Tracking the Leading Causes of Death in the U.S. (1999–2017)
Overview
This project uses public data from the National Center for Health Statistics (NCHS) to visualize long-term mortality trends in the United States from 1999 to 2017. The analysis focuses on national trends over time, geographic differences by state, and comparisons across major causes of death.
Focus Causes
- Heart Disease
- Cancer
- Stroke
- Chronic Lower Respiratory Disease (CLRD)
- Unintentional Injuries
Data
Source: NCHS (data.gov)
Key fields used: year, state, cause of death, total deaths, and age-adjusted death rate.
Visualizations & Insights
- Top causes by total deaths across the full period (Heart Disease and Cancer dominate)
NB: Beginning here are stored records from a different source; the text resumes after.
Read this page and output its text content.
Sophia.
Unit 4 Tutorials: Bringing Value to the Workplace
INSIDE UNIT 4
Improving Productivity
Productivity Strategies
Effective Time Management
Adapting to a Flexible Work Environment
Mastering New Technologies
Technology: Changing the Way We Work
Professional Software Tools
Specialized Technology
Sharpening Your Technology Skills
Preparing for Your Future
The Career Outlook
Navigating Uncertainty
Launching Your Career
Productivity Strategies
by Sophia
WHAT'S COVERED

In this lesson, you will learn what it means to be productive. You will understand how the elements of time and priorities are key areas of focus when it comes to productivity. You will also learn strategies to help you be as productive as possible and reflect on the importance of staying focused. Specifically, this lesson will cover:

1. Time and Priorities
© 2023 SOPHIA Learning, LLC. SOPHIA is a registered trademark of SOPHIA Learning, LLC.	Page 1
- Heatmap of age-adjusted death rates showing declines in several causes over time while Unintentional Injuries rises
- Choropleth maps comparing Heart Disease death rates by state in 1999 vs. 2017 using a consistent scale
- Trend comparison showing why age-adjusted death rate can fall while total deaths increase (population growth + aging)
- Percent-change comparisons highlighting the sharp rise in Unintentional Injuries
- Python (Pandas, Matplotlib)
- R (usmap, ggplot2, dplyr)
Code & Analysis
The full analysis workflow—including cleaning, aggregation, and visualization—was implemented in Python and R. The notebook reproduces the figures and summary comparisons used in the final report, and the R script generates the state-level choropleth maps.